Утомленный бессонною ночью (накануне наша рота была назначена к обозу, и мы всю ночь вытаскивали его из рытвин и даже вывозили при помощи «Дубинушки» из разлившейся речки), я крепко уснул после обеда. Денщик ротного командира разбудил меня, осторожно трогая за плечо.
— Барин Иванов! Барин Иванов! — шептал он, как будто не хотел разбудить меня, а, напротив, всеми силами старался не нарушить моего сна.
— Что вам?
— Ротный требуют. — И видя, что я надеваю портупею со штыком, прибавил: — Они сказали: веди в чем есть.

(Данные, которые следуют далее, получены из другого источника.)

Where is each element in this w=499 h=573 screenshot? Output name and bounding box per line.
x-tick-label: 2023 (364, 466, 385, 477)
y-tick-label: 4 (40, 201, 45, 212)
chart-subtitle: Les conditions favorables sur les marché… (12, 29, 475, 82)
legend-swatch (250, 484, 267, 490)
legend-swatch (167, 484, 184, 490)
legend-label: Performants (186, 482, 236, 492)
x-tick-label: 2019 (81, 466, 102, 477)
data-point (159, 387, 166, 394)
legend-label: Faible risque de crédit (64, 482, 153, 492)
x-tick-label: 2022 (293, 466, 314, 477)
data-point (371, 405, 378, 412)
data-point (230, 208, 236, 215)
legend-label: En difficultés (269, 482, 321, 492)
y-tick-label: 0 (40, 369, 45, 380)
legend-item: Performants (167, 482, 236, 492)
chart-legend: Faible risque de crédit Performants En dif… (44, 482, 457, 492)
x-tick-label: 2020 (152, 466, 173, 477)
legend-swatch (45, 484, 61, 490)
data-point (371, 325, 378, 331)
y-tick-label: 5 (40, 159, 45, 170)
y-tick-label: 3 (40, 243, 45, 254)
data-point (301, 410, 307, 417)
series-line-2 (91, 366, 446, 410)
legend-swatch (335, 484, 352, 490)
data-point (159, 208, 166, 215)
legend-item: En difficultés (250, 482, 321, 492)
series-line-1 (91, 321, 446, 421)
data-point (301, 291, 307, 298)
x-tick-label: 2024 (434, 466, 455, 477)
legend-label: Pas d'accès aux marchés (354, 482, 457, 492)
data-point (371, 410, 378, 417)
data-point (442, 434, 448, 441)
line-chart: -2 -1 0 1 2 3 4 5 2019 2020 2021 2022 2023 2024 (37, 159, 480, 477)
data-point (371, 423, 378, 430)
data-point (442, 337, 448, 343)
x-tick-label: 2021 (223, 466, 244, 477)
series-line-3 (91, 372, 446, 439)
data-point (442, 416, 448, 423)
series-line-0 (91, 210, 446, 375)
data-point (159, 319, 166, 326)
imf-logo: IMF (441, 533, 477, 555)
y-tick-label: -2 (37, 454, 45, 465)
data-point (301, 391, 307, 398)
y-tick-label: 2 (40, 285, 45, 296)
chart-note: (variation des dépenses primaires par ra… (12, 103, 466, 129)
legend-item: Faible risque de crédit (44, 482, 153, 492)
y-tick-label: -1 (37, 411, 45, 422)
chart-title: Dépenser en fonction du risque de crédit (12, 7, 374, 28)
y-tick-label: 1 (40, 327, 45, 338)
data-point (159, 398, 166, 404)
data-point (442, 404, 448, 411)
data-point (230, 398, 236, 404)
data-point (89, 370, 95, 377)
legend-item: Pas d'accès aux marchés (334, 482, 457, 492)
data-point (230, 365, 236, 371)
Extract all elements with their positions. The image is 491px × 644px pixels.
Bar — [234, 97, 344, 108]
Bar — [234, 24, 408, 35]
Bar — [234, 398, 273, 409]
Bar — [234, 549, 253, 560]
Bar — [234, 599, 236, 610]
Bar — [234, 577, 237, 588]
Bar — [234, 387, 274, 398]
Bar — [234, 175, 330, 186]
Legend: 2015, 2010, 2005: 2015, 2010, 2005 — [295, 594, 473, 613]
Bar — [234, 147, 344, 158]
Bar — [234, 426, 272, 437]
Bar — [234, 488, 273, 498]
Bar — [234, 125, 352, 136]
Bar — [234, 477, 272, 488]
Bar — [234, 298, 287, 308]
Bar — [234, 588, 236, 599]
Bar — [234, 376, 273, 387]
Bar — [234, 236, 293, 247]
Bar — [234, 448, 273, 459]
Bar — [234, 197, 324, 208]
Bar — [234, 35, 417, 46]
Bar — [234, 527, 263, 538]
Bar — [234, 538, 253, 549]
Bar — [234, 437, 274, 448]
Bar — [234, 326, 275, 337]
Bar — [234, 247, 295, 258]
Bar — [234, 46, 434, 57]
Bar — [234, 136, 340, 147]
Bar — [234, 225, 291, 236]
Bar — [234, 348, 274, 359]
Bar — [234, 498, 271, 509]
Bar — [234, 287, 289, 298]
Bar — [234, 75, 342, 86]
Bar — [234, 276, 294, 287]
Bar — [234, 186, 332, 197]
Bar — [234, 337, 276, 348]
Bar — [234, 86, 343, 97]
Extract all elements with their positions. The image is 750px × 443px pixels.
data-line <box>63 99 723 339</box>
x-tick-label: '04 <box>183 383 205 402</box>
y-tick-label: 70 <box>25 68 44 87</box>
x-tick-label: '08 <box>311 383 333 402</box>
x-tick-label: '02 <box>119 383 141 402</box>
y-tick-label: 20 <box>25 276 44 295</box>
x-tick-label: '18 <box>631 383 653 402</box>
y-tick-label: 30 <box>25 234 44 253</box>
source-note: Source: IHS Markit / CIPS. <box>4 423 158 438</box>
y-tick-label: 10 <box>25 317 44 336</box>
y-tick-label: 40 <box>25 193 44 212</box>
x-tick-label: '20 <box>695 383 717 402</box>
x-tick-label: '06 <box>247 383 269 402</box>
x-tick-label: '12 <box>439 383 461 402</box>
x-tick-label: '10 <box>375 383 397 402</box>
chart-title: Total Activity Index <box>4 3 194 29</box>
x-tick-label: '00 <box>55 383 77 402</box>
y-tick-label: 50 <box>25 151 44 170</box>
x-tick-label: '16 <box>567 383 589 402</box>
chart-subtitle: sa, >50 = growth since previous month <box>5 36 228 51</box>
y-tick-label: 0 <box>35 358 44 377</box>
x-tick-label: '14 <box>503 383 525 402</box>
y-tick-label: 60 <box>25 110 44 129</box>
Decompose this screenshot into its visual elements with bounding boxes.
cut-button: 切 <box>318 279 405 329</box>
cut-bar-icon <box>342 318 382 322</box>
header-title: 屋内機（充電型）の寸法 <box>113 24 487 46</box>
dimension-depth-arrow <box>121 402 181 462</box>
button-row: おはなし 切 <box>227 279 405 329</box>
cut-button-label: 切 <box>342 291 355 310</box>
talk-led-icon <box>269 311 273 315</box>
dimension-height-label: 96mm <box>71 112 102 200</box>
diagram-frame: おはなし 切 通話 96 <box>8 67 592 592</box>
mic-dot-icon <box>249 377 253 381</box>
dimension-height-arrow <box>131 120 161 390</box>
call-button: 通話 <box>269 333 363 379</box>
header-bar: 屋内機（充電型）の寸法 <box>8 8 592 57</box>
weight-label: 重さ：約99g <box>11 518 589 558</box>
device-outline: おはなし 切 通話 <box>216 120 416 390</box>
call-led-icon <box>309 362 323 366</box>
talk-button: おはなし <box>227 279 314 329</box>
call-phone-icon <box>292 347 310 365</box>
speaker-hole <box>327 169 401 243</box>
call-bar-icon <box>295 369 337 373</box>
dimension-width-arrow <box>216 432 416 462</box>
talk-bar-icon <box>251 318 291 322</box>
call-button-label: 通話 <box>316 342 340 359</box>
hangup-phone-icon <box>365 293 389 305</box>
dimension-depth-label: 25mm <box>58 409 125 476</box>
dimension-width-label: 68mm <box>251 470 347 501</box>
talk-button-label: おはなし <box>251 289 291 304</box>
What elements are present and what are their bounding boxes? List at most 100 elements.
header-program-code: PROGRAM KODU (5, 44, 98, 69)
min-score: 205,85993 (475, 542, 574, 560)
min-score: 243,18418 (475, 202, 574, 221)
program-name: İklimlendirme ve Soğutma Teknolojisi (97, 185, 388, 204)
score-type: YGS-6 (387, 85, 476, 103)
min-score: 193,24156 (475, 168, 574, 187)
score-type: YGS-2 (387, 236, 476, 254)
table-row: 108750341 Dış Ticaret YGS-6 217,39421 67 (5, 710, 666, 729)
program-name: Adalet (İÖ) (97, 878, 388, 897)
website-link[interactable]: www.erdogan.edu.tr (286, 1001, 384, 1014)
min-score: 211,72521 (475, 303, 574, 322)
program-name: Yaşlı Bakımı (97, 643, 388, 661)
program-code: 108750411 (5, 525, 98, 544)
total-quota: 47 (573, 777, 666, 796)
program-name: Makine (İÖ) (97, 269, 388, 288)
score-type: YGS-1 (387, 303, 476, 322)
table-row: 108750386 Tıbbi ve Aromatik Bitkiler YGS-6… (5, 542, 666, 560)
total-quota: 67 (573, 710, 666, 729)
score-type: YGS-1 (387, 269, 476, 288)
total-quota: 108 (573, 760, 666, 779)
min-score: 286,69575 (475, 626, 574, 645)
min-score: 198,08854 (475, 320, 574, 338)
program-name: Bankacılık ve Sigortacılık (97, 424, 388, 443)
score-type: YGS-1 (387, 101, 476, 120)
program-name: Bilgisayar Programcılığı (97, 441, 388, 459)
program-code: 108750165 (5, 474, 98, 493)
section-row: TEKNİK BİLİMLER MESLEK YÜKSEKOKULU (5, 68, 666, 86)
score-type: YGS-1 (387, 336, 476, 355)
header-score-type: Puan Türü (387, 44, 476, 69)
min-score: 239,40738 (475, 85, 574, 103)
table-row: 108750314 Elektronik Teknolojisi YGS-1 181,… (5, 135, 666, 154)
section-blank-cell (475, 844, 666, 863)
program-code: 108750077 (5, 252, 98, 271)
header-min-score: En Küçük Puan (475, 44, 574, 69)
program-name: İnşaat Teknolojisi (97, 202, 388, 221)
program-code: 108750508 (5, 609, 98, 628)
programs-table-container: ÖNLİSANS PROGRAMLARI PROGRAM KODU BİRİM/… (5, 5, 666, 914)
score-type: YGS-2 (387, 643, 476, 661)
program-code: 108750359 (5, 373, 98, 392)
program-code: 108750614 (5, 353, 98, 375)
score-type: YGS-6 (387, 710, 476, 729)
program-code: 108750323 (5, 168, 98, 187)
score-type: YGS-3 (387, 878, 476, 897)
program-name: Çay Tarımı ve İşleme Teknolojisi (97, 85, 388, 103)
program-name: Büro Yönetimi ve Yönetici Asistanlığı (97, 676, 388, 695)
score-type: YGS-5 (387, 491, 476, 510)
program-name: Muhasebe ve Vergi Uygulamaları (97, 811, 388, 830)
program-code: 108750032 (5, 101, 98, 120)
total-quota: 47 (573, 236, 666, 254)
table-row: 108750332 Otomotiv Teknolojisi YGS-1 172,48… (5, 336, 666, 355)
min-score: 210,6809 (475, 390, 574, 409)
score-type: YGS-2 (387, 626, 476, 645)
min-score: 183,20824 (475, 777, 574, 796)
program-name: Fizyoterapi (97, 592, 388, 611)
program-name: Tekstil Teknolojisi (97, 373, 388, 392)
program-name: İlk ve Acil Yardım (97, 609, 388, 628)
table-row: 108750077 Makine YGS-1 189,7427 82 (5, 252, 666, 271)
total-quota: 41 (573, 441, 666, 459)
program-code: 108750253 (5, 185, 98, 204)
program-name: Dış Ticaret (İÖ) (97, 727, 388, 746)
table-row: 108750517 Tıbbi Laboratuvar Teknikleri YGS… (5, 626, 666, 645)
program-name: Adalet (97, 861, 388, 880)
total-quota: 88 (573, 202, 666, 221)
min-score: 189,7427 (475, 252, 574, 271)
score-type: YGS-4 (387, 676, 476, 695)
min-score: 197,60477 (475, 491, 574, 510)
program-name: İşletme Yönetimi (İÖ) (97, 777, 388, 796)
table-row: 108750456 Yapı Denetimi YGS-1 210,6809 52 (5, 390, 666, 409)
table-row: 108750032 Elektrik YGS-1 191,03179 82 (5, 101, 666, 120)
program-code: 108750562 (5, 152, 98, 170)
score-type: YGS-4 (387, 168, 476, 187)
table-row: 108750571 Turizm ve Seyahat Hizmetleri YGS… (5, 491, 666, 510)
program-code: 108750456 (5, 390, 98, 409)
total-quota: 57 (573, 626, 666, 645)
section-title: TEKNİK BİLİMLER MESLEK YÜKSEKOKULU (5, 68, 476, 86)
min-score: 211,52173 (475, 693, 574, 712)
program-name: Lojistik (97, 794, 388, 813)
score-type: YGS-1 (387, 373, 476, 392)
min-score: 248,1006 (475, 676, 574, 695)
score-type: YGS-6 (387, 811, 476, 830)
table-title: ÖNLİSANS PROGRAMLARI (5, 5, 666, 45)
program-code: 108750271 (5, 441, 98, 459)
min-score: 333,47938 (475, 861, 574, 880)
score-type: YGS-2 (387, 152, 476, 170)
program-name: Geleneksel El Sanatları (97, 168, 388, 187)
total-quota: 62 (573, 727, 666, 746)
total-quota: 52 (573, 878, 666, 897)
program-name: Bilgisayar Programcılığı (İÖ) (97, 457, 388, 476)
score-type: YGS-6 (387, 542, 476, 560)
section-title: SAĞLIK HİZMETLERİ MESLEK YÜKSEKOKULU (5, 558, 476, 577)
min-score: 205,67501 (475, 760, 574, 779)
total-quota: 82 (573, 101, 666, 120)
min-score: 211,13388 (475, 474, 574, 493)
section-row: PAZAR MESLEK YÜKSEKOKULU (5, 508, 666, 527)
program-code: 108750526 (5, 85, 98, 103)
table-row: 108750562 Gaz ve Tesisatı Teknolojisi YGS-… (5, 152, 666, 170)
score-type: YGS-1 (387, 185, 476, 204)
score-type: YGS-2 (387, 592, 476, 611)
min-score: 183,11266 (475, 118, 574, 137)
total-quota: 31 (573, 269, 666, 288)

В палатке Заикина собралась целая компания. Кроме хозяев, было еще два офицера: полковой адъютант и командир стрелковой роты Венцель. В 1877 году батальон состоял не из четырех, как теперь, а из пяти рот; на походе стрелковая рота шла сзади, так что наша рота своими последними рядами соприкасалась с ее первыми. Мне приходилось идти почти между стрелками, и я уже несколько раз слышал от них самые дурные отзывы о штабс-капитане Венцеле. Все четверо сидели вокруг ящика, заменявшего стол и занятого самоваром, посудою и бутылкою, и пили чай.
— Господин Иванов! Пожалуйте, пожалуйте! — закричал капитан. — Никита! Чашку, кружку, стакан, что там у тебя есть! Подвинься, Венцель; пусть он присаживается.
Венцель встал и весьма любезно поклонился. Это был сухощавый, небольшого роста молодой человек, бледный и нервный.
«Какие у него беспокойные глаза и какие тонкие губы!» — пришло мне тогда в голову.
Адъютант, не вставая, протянул мне руку.
— Лукин, — коротко отрекомендовался он.
Мне было неловко. Офицеры молчали; Венцель прихлебывал чай с ромом; адъютант пыхтел коротенькой трубкой; прапорщик Стебельков, кивнув мне головою, продолжал читать растрепанный том какого-то переводного романа, совершившего в его чемодане поход из России за Дунай и вернувшегося впоследствии в еще более растрепанном виде в Россию. Хозяин налил большую глиняную кружку чаю и влил в него огромную порцию рому.
— Нате-ка, господин студент! Вы на меня не сердитесь: я человек простой. Да и все мы здесь, знаете, люди простые. А вы человек образованный; значит, должны нас извинить. Так, что ли?